If I was a cartoon character, that would have been the moment when a plethora of arrows would have simultaneously struck the vicinity of my heart. My relative was so young, and he was already indoctrinated into accepting the status quo.
Keeping my emotions in check, I tried to turn this into a moment to perhaps turn the tides.
“Are all of the kids at your school white?” I asked.
He gave me a look that said he clearly had no idea what this had to do with anything. “No.”
“So, what? There’s one black kid? Maybe an Asian? A Latino? One of each? Any combination of the three?”
“No,” he said, his brows knitting into a scowl that implied I was a weirdo for imagining such a thing. “There are a lot of black kids and Filipinos and Latinos and – “
“So your entire school is not comprised of white people. Well, what about when you go to the grocery store, or to the mall? Are there only white people there?”
“No! There’s a lot of people. White people, and brown people. It’s not just white people.”
“So…why don’t we see this very often in movies and TV?”
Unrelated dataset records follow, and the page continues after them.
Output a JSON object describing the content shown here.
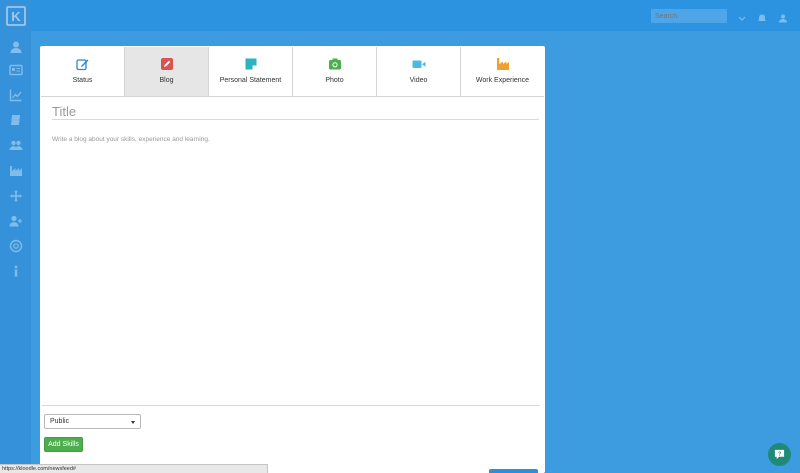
{
  "app": {
    "logo_text": "K"
  },
  "sidebar": {
    "items": [
      {
        "icon": "user-icon"
      },
      {
        "icon": "id-card-icon"
      },
      {
        "icon": "line-chart-icon"
      },
      {
        "icon": "book-icon"
      },
      {
        "icon": "users-icon"
      },
      {
        "icon": "industry-icon"
      },
      {
        "icon": "move-icon"
      },
      {
        "icon": "user-plus-icon"
      },
      {
        "icon": "help-circle-icon"
      },
      {
        "icon": "info-icon"
      }
    ]
  },
  "topbar": {
    "search_placeholder": "Search",
    "icons": [
      "chevron-down-icon",
      "bell-icon",
      "avatar-icon"
    ]
  },
  "post_types": [
    {
      "label": "Status",
      "icon": "edit-icon",
      "color": "#2f86c9",
      "active": false
    },
    {
      "label": "Blog",
      "icon": "pencil-icon",
      "color": "#d9534f",
      "active": true
    },
    {
      "label": "Personal Statement",
      "icon": "sticky-note-icon",
      "color": "#2bb3c0",
      "active": false
    },
    {
      "label": "Photo",
      "icon": "camera-icon",
      "color": "#4cae4c",
      "active": false
    },
    {
      "label": "Video",
      "icon": "video-camera-icon",
      "color": "#4cb9e0",
      "active": false
    },
    {
      "label": "Work Experience",
      "icon": "industry-icon",
      "color": "#f0a030",
      "active": false
    }
  ],
  "editor": {
    "title_placeholder": "Title",
    "body_placeholder": "Write a blog about your skills, experience and learning."
  },
  "privacy": {
    "selected": "Public"
  },
  "buttons": {
    "add_skills": "Add Skills"
  },
  "status_bar": {
    "url": "https://kloodle.com/newsfeed#"
  },
  "colors": {
    "background": "#3d9be0",
    "topbar": "#2b93e0",
    "sidebar": "#3592da",
    "success": "#4cae4c",
    "help_fab": "#1f8a77"
  }
}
“But those aren’t real,” he said.
“No,” I agreed, “but what we see shapes what we believe. You don’t see anything wrong with the fact that it’s mostly white people playing main characters, and that’s fine. For you. Because you’re still young. The problem is that a lot of people don’t think about it, and pretty soon? You have people who think that this is just the way it is. That the world *is* white people, and the rest of us are others. That anybody who isn’t white can’t be the star, or a hero, or – “
I could tell by his facial expression that I was starting to lose him so I quickly scaled it back to something he could understand.
“Okay, think of it like this: there are lots of people who want to make movies and be in movies and stuff. They’re not getting a turn because of the color of their skin. Is that okay?”
“No,” he replied immediately. His face lit up in understanding. “Ohhh…That’s not fair.”
“No,” I agreed, “it’s not. And that’s why it’s such a big deal to see Filipinos featured for the first time like this.”
It was nice to have this conversation with him, and I hope that he’ll take these thoughts and ideas with him as he grows older. I’m embarrassed to think about how I was an adult before I looked around and started questioning, “Why don’t I see people like me regularly featured in things?” followed by the terrible realization, “And why is that person playing an ethnicity that she clearly isn’t? That’s not cool.” I wish other people – particularly my fellow adults – were as open to thinking and reevaluating these things as my young family member is.